Inzwischen wurden die nationalsozialistischen Verbrechen bis ins Detail erforscht. Die Bücher füllen ganze Bibliotheken, aber bis heute fehlt uns die Erklärung. Wir können es nicht verstehen.

Wir können nicht verstehen, wie es geschehen konnte, weshalb so viele weg geschaut haben, weshalb so viele mit gemacht haben.

Gerade weil das Verbrechen jede menschliche Dimension sprengt, weil es dafür kein Verständnis geben kann, weil es keine Erklärung dafür gibt, wie es geschehen konnte – gerade deshalb ist es so wichtig, dass wir es nicht in Vergessenheit geraten lassen. Gerade deshalb sind Veranstaltungen wie diese so notwendig.

Die öffentliche Diskussion über die Beteiligung der Firma Degussa am Bau des zentralen Mahnmals beim Brandenburger Tor zeigt gerade in diesen Tagen wieder einmal, wie schwierig uns der Umgang mit unserer Geschichte noch immer fällt. Darf eine Firma, die Nachfolgerin einer Tochterfirma ist, die das tödliche Zyklon B für die Vernichtungslager hergestellt hat, darf eine solche Firma mitwirken am Bau einer Gedenkstätte?

Darf sie es dann, wenn sie sich aktiv mit ihrer Vergangenheit auseinandergesetzt hat, wenn sie bewiesen hat, dass sie bereit ist, Verantwortung zu übernehmen?

Ich habe keine Antwort auf diese Fragen. Aber die Diskussion zeigt doch, dass die Geschichte nicht vergangen ist, dass sie nie vergehen kann, dass wir uns der Vergangenheit stellen müssen, dass wir der Verantwortung nicht entkommen können, auch wenn wir als Kinder oder Enkel der Tätergeneration nicht persönlich schuldig geworden sind.

Mit der zeitlichen Entfernung zu dem Verbrechen wächst die Distanz. Die Nachkriegszeit liegt spätestens seit dem Ende der DDR und des Warschauer Paktes hinter uns. Wir befinden uns in einer neuen Epoche der europäischen Entwicklung.

Diese neue Epoche hat einen neuen Blick auf unsere Geschichte im 20. Jahrhundert mit sich gebracht. Ein neues Interesse an der Nachkriegszeit ist entstanden, aber auch eine Unsicherheit in der Bewertung und Gewichtung der Ereignisse.

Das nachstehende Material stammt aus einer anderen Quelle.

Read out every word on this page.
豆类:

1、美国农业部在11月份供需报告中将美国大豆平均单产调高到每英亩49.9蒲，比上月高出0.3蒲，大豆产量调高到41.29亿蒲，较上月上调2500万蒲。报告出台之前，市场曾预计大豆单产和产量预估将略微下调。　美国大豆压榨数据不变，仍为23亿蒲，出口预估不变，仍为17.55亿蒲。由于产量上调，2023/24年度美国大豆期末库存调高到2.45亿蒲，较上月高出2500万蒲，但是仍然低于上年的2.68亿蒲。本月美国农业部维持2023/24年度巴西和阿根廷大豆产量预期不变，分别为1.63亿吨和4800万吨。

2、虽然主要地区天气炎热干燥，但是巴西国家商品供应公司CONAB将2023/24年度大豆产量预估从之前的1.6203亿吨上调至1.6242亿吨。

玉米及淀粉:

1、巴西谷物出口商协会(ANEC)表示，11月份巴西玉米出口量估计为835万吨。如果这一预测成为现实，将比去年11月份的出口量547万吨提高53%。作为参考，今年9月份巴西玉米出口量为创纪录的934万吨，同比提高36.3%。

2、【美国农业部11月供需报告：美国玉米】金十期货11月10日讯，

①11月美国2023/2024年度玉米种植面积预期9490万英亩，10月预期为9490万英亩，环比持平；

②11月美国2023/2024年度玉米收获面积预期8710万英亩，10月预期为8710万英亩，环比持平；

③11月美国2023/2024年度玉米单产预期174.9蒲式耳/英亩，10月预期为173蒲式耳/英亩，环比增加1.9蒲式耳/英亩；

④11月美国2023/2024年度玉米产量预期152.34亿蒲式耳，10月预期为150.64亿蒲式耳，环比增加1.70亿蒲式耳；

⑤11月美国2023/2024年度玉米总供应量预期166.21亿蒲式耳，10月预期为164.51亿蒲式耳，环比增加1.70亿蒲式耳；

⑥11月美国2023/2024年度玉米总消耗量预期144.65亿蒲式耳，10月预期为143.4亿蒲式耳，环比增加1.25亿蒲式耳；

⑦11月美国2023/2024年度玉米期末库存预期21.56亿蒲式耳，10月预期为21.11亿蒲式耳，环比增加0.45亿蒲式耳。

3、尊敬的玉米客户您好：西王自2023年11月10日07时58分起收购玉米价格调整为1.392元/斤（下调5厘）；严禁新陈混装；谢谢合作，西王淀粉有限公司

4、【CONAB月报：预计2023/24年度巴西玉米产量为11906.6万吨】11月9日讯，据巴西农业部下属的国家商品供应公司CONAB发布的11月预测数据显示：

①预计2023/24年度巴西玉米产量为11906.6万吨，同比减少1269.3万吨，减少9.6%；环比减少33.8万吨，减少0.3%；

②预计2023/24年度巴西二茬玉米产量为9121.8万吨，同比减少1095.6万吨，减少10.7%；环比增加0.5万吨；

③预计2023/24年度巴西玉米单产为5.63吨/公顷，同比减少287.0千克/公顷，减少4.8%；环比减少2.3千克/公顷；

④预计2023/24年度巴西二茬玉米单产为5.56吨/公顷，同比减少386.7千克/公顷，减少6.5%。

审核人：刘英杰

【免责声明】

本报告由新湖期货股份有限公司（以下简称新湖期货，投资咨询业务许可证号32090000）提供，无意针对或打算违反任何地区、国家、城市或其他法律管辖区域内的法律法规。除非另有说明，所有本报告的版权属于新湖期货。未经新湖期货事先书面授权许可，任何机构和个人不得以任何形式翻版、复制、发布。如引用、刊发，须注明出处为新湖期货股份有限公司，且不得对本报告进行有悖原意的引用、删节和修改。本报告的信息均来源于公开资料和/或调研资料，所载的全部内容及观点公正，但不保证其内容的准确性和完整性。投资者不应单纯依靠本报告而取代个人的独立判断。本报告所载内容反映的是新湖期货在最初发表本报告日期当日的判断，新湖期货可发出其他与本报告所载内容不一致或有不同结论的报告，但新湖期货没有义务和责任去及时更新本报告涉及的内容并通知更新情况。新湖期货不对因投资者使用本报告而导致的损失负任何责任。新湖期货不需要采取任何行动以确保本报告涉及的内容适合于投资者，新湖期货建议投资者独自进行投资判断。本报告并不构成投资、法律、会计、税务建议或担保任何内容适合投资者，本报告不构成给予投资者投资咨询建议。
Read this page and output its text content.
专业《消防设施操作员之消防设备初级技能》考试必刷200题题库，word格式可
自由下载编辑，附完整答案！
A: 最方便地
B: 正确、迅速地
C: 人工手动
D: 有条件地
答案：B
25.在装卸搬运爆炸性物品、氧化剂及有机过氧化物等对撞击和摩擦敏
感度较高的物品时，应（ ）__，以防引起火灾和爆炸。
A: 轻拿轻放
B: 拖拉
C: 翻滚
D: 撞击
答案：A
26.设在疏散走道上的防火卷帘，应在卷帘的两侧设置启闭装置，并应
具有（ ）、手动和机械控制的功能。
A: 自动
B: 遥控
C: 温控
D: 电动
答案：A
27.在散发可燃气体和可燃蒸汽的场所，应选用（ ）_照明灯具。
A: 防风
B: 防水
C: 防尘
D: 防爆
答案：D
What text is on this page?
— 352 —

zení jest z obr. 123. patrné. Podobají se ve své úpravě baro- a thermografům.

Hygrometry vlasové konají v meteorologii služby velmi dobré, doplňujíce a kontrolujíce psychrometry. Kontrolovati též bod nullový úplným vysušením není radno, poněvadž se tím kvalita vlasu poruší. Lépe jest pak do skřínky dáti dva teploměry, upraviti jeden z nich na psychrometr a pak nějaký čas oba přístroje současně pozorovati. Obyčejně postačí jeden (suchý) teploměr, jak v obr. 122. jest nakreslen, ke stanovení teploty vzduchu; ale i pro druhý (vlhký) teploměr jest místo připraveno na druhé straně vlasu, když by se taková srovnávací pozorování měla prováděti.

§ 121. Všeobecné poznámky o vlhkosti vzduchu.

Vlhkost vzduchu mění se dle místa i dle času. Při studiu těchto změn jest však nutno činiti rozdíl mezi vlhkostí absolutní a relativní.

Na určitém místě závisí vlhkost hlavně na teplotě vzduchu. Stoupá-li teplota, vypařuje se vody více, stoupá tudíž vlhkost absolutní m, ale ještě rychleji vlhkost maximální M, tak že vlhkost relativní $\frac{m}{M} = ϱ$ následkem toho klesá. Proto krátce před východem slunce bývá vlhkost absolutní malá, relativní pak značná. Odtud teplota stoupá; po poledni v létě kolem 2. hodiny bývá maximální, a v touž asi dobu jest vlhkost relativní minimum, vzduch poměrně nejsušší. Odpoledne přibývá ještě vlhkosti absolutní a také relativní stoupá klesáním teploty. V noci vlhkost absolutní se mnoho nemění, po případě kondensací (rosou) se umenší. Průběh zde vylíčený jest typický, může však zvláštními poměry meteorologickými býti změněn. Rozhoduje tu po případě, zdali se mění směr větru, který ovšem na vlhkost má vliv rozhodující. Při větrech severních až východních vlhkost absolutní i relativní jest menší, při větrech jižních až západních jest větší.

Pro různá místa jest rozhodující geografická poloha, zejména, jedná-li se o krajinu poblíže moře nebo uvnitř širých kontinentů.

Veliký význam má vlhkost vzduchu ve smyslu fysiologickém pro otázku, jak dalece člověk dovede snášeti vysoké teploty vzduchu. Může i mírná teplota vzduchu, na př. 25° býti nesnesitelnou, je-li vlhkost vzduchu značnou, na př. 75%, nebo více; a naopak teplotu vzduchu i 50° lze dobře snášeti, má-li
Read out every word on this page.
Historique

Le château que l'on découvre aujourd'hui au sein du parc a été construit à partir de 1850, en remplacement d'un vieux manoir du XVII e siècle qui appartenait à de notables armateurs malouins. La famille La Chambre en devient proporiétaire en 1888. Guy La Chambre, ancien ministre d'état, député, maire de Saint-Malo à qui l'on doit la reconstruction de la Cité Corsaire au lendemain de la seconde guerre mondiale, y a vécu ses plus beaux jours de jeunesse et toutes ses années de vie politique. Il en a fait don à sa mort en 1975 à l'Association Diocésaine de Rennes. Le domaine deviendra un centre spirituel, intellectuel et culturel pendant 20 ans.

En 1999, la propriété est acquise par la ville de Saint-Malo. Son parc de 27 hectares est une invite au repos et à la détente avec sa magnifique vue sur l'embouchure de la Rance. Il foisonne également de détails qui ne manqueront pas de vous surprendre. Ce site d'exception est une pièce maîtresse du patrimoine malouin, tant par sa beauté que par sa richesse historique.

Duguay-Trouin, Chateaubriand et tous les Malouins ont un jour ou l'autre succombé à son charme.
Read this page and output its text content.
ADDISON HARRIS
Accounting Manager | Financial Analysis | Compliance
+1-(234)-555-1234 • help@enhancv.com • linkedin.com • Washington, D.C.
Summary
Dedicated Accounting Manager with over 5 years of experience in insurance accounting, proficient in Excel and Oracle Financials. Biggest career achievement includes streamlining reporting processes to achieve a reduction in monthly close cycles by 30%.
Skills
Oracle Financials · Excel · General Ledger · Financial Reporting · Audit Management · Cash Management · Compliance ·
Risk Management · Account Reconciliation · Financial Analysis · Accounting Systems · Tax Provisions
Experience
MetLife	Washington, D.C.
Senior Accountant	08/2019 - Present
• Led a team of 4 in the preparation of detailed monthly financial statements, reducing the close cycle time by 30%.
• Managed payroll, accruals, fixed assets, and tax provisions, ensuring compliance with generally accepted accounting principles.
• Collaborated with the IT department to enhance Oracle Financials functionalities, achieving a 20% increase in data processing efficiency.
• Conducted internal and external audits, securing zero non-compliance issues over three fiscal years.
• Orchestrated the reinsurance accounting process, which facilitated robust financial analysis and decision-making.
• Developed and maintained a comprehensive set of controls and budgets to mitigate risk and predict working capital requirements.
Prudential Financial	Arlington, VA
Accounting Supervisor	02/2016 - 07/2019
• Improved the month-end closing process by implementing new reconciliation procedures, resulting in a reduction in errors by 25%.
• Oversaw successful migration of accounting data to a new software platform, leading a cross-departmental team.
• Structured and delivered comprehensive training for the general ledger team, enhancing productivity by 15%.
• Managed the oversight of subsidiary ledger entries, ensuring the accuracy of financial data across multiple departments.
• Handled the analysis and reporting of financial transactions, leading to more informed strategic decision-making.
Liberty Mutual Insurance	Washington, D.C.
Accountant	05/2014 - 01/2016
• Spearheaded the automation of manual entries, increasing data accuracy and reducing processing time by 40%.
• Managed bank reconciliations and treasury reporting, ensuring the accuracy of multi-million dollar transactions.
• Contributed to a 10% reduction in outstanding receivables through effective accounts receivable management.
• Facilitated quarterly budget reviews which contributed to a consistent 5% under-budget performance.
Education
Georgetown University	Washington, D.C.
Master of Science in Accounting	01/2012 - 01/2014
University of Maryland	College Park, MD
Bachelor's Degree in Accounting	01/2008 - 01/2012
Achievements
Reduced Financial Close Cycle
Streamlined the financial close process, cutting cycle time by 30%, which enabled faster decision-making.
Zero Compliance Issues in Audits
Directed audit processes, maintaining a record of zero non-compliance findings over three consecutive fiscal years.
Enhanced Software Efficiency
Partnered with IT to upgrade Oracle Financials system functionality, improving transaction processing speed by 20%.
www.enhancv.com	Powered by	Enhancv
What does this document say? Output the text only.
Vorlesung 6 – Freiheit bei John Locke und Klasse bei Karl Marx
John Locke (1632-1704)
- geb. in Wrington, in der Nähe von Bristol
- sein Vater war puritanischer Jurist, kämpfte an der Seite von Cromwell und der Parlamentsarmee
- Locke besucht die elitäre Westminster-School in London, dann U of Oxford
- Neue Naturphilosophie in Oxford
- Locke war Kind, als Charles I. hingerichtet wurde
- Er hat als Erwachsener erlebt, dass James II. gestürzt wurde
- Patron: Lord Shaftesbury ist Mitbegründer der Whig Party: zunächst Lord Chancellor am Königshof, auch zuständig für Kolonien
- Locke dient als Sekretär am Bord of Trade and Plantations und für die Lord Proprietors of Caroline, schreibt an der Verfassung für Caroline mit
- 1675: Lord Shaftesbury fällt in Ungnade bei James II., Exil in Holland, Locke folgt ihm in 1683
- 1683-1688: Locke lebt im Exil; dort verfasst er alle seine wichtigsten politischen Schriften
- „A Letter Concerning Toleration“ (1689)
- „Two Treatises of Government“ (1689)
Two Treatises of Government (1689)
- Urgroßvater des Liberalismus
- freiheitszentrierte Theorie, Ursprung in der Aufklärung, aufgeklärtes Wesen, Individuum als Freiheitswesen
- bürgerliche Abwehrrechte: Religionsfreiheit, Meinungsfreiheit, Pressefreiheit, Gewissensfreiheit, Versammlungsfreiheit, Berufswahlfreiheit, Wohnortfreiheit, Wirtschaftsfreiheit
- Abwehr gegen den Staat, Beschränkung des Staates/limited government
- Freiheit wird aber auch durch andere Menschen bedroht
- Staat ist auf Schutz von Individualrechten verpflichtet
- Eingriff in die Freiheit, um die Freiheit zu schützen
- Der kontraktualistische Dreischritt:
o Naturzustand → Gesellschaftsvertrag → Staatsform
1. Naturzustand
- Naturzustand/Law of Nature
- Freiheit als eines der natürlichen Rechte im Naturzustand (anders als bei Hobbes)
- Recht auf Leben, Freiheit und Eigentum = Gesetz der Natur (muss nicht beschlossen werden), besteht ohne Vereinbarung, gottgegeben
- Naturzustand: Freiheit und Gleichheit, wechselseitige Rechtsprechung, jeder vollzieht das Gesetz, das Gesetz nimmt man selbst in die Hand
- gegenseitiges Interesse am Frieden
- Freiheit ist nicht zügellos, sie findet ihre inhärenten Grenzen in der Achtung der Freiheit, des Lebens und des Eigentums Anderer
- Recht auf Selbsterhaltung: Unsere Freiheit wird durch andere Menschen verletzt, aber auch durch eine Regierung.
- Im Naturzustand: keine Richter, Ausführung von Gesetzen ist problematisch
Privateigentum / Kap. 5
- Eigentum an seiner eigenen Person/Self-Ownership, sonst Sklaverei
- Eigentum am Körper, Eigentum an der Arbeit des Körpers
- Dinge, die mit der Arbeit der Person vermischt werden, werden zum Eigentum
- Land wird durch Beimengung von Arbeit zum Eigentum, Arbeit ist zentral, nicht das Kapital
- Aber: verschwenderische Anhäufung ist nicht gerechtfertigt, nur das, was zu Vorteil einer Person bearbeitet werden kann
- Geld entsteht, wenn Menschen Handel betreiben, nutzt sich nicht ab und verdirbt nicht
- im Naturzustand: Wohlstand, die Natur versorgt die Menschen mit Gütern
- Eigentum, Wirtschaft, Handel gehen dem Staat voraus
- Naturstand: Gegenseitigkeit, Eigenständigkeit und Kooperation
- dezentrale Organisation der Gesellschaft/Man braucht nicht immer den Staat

Nach der intensiven Auseinandersetzung mit dem Nationalsozialismus und mit dem Holocaust geraten jetzt die Zerstörungen verstärkt in den Blick, die der Zweite Weltkrieg in Deutschland angerichtet hat. Vermehrt wird wieder diskutiert über die Vertreibungen nach dem Krieg. Sie werden erforscht und bereits mit großem Erfolg für ein großes Publikum aufbereitet.

Von entscheidender Bedeutung ist dabei aus meiner Sicht, dass der Blick auf die alliierte Kriegsführung und auf das Schicksal der nach 1945 Vertriebenen nicht dazu missbraucht wird, die deutschen Verbrechen zu relativieren oder gar zu entschuldigen. Das gegenseitige Aufrechnen der Opferzahlen führt nicht weiter.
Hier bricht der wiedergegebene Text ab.